During the clinic, about 20 Loyola students consulted with four clients with criminal records about expunging records that might otherwise hinder them from obtaining jobs, apartments or other necessities. For one client, there was hope for the future.

“I’m trying to get a DUI I have on my record expunged. These guys are doing a great job helping me out with that. Hopefully, we can get that resolved and make my life a lot easier,” said one client, whose name is omitted to protect his identity.

An expungement reopens a criminal case, dismisses and then sets aside the conviction. The case is then re-closed without the conviction. In effect, the client is no longer a convicted person. However, a record of the case itself will remain and the client’s record will reflect the expungement. The net result of this process is that clients can honestly and legally answer questions about those now-expunged prior convictions in the negative.

The clinic also presented Loyola students with an opportunity to interact with real clients. “This is good practical experience because you get to interact with clients, do client intake, sit down with them, listen to their stories and help them get on track with their lives and move forward,” said Taren Fujimoto, a Law School student who helped found the clinic.

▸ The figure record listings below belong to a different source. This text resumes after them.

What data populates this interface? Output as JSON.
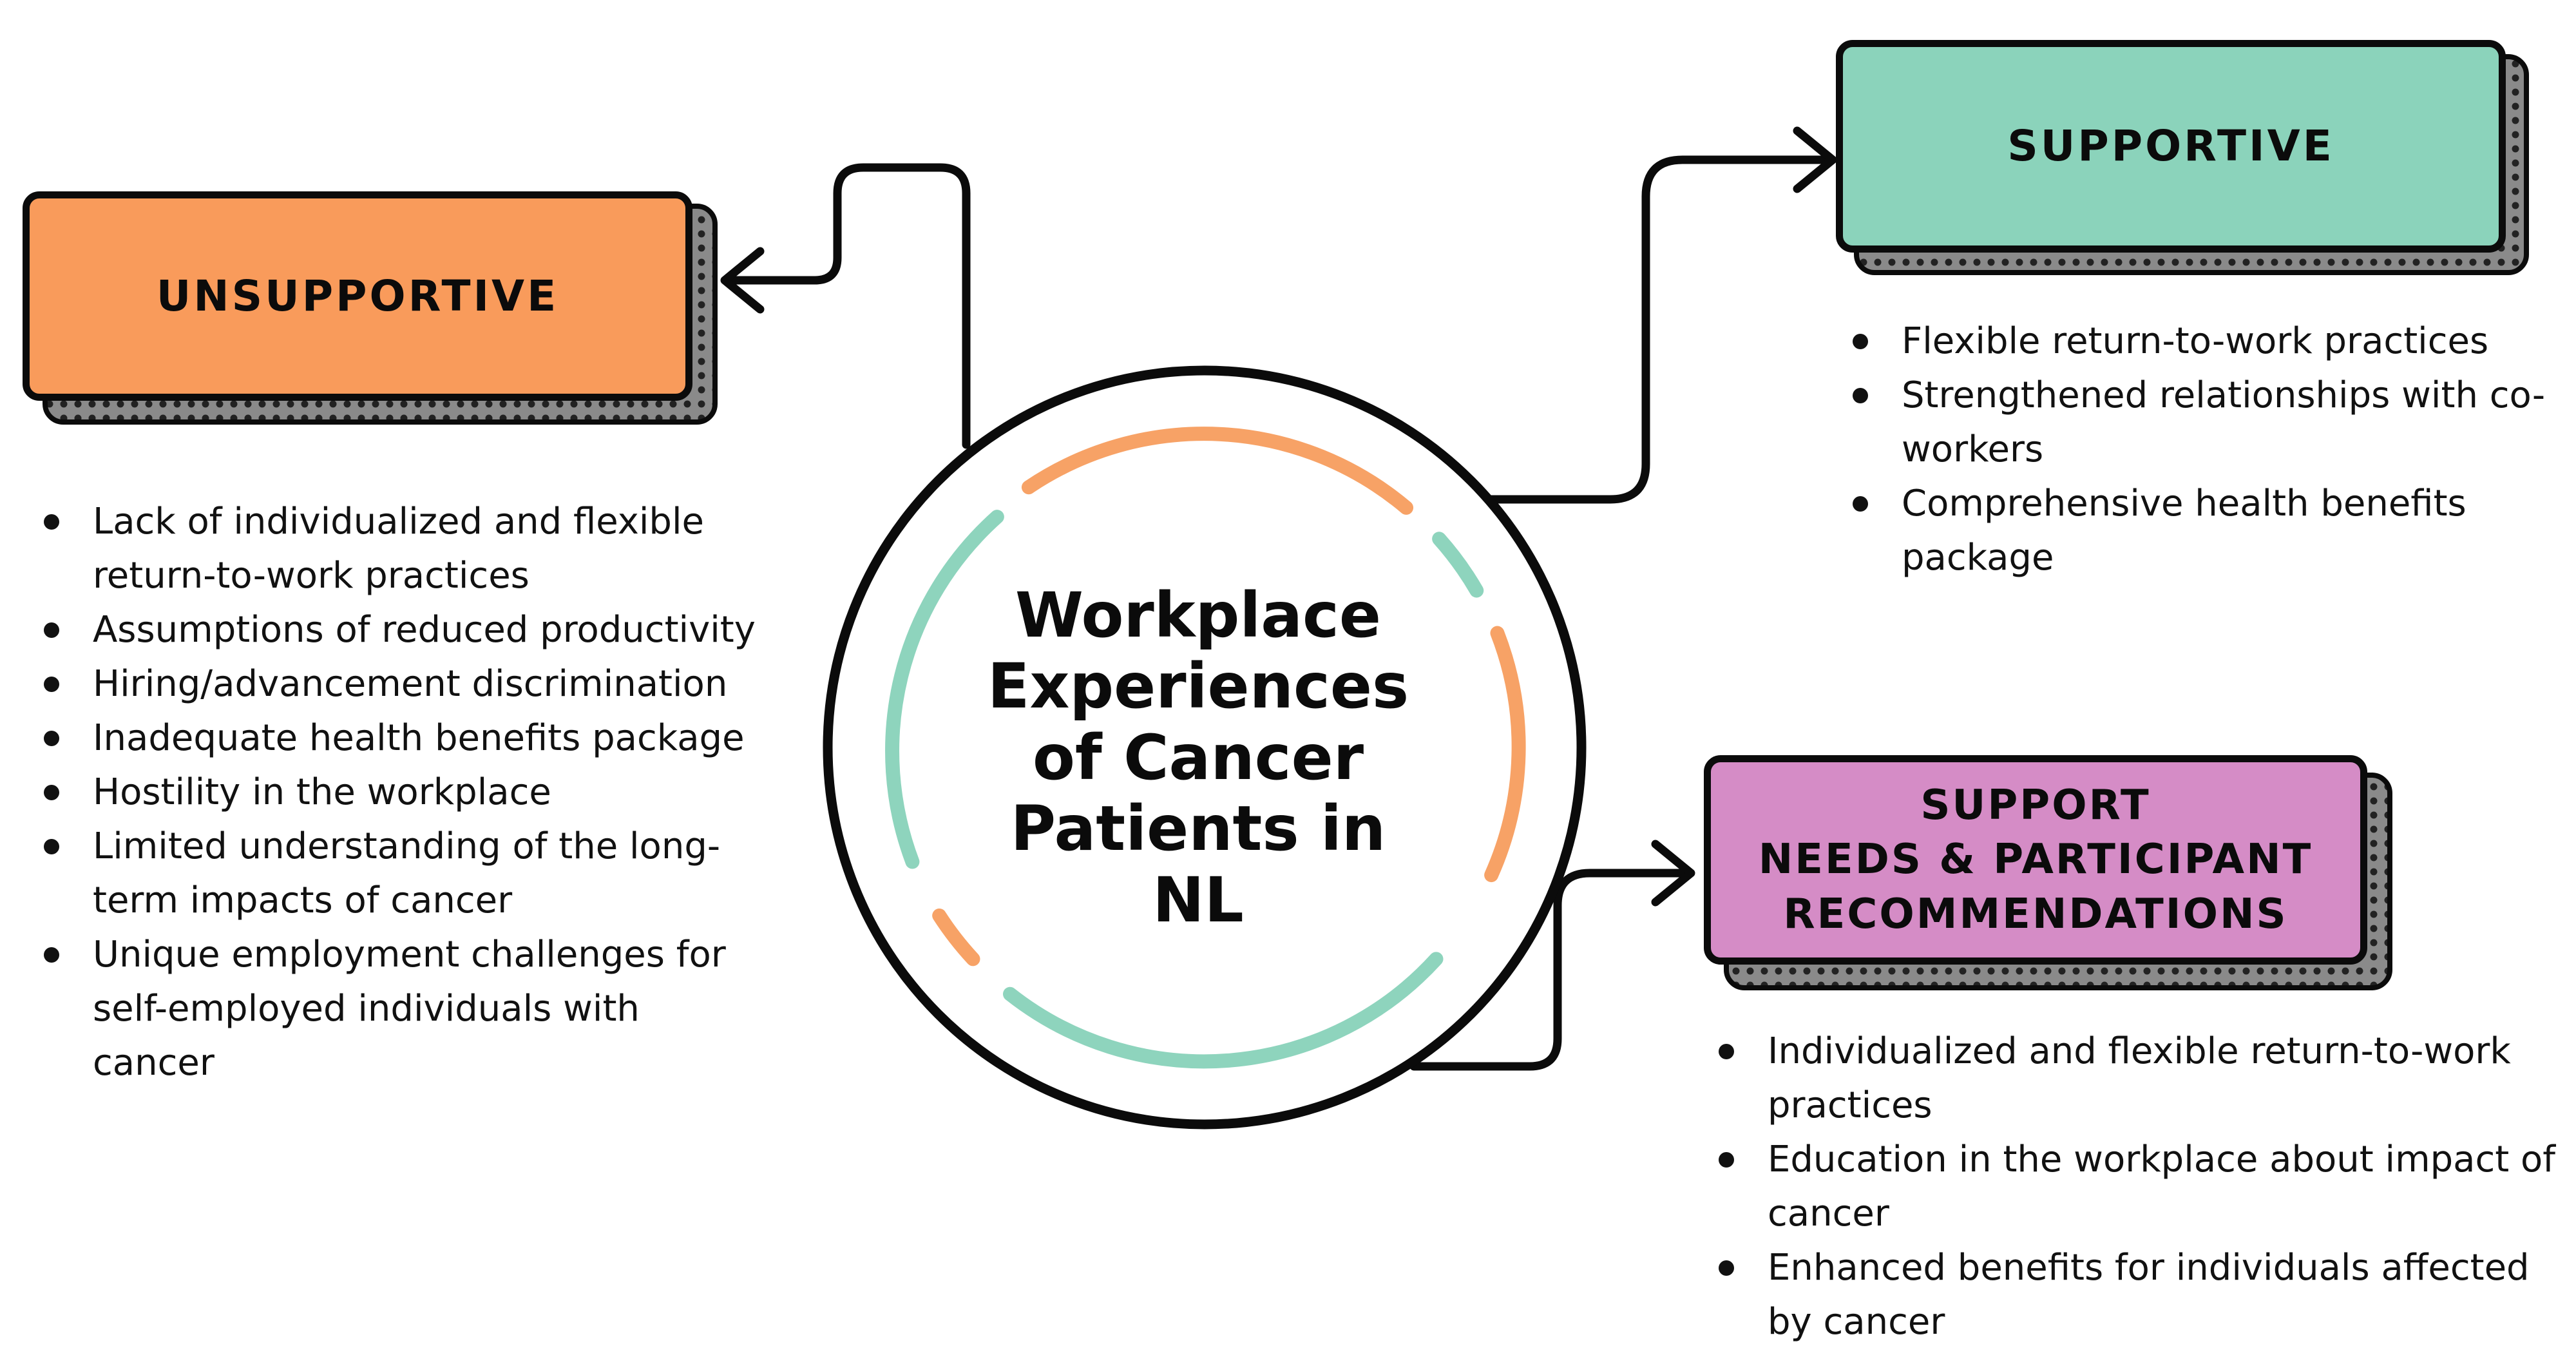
{
  "diagram": {
    "center": {
      "title_lines": [
        "Workplace",
        "Experiences",
        "of Cancer",
        "Patients in",
        "NL"
      ]
    },
    "colors": {
      "unsupportive": "#f99b5b",
      "supportive": "#8bd3bb",
      "recommendations": "#d58cc6",
      "ring_orange": "#f7a266",
      "ring_teal": "#8ed4bd",
      "outline": "#0b0b0b",
      "shadow_dots": "#777777"
    },
    "unsupportive": {
      "title": "UNSUPPORTIVE",
      "bullets": [
        "Lack of individualized and flexible return-to-work practices",
        "Assumptions of reduced productivity",
        "Hiring/advancement discrimination",
        "Inadequate health benefits package",
        "Hostility in the workplace",
        "Limited understanding of the long-term impacts of cancer",
        "Unique employment challenges for self-employed individuals with cancer"
      ]
    },
    "supportive": {
      "title": "SUPPORTIVE",
      "bullets": [
        "Flexible return-to-work practices",
        "Strengthened relationships with co-workers",
        "Comprehensive health benefits package"
      ]
    },
    "recommendations": {
      "title_lines": [
        "SUPPORT",
        "NEEDS & PARTICIPANT",
        "RECOMMENDATIONS"
      ],
      "bullets": [
        "Individualized and flexible return-to-work practices",
        "Education in the workplace about impact of cancer",
        "Enhanced benefits for individuals affected by cancer"
      ]
    }
  }
}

Even students with significant criminal law experience found the clinic a valuable way to augment their training. Kasondra Komadina, who has participated in Loyola’s Project for the Innocent, took advantage of the opportunity to add another skill to her criminal-law tool belt. “It’s an important step in protecting your client’s rights and letting them know what they can do to better their lives.”

The clinic, which was the second in an ongoing series, dovetails with the CRJ’s mission of providing healing to victims and rehabilitation to offenders of crimes through education, research, advocacy and community programs. To date, about 10 clients have been helped. And there are plans to hold an Expungement Clinic once a month.

“Each year in California, almost 1 million people are convicted of a crime. About 83 percent of these offenses are for misdemeanors and about 17 percent are for felonies. Millions of people in California are likely to be in need of legal advocacy when they try to enter the workforce with a criminal conviction,” said Seth Weiner ’10, CRJ co-director. “Unfortunately, in the arena of criminal records and work, resources are limited.  There are few places that people can receive free legal assistance from advocates who are trained and knowledgeable in the area of employment and criminal records. Additionally, criminal records can create a barrier for people in search of housing.”

The CRJ is founded on the belief that human harm caused by crime must be healed by a criminal justice system that is more restorative than punitive; that victims and survivors of crime, including offenders who were themselves victimized and others harmed by crime, can never be healed by merely punishing offenders.